United States of America
The Public Tender Offer referred to in this press release (the "Offer") is not being made directly or indirectly in or by use of the mail of, or by any means or instrumentality of interstate or foreign commerce of, or any facilities of a national securities exchange of, the United States of America and may only be accepted outside the United States of America. This includes, but is not limited to, facsimile transmission, telex or telephones. The offer prospectus and any other offering materials with respect to the Offer may not be distributed in nor sent to the United States of America and may not be used for the purpose of soliciting the sale or purchase of any securities of Pax Anlage AG, from anyone in the United States of America. Basler Leben AG (the "Offeror") is not soliciting the tender of securities of Pax Anlage AG by any holder of such securities in the United States of America. Securities of Pax Anlage AG will not be accepted from holders of such securities in the United States of America. Any purported acceptance of the Offer that Offeror or its agents believe has been made in or from the United States of America will be invalidated. Offeror reserves the absolute right to reject any and all acceptances determined by it not to be in the proper form or the acceptance of which may be unlawful. A person tendering securities into this Public Tender Offer will be deemed to represented that such person (a) is not a U.S. person, (b) is not acting for the account or benefit of any U.S. person, and (c) us not in or delivering the acceptance from, the United States.

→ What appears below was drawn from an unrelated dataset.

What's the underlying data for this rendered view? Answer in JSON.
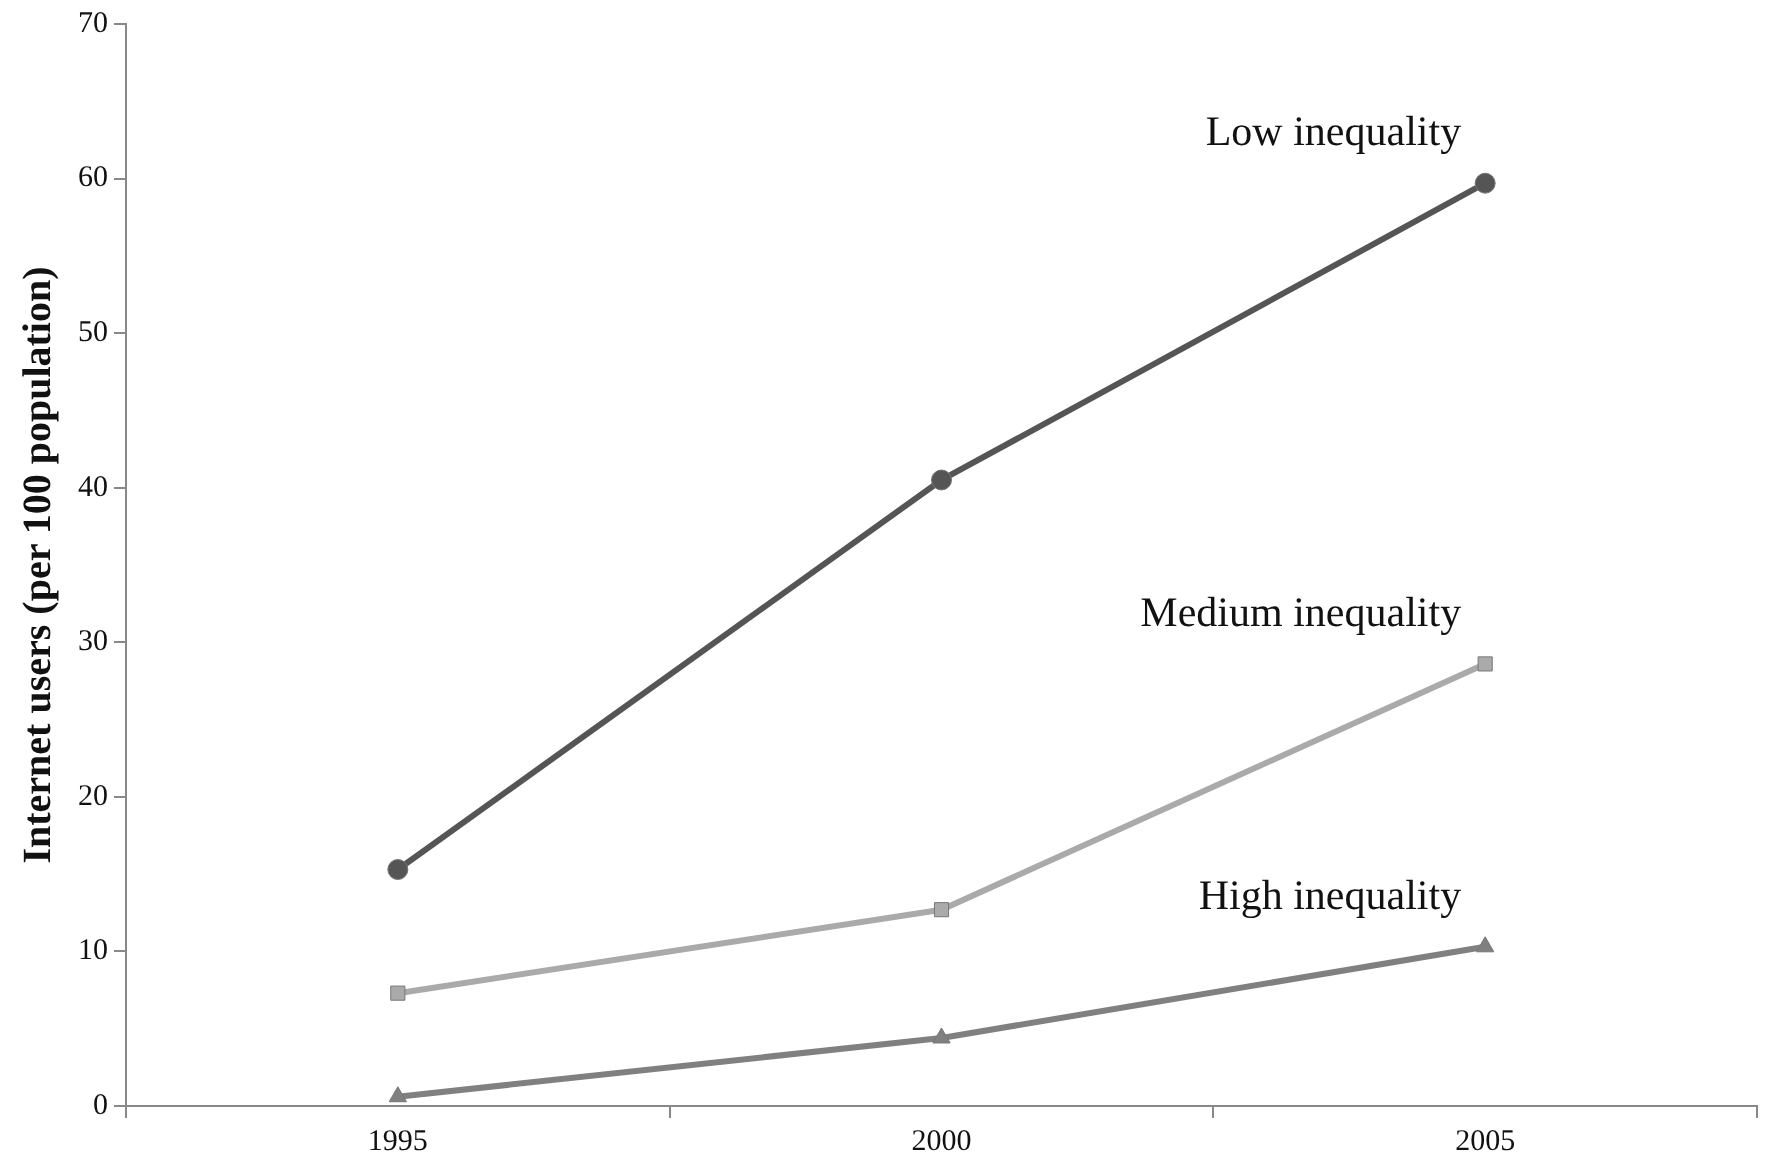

The offer documents in connection with the Offer are not for distribution to persons whose place of residence, seat or usual place of residence is in the United Kingdom. This does not apply to persons who (i) have professional experience in matters relating to investments falling within article 19(5) of the Financial Services and Markets Act 2000 (Financial Promotion) Order 2005 (the "Order"), (ii) are persons falling within article 49(2)(a) to (d) («high net worth companies, unincorporated associations, etc.») of the Order or (iii) to whom it may otherwise lawfully be communicated (all such persons together being referred to as "Relevant Persons"). The offer documents in connection with the Offer must not be acted on or relied on by persons who are not Relevant Persons. In the United Kingdom any investment or investment activity to which the offer documents relate is available only to Relevant Persons and will be engaged in only with Relevant Persons.
Australia, Canada and Japan
The Offer referred to in this press release is not addressed to shareholders of Pax Anlage AG whose place of residence, seat or habitual abode is in Australia, Canada or Japan, and such shareholders may not accept the Offer.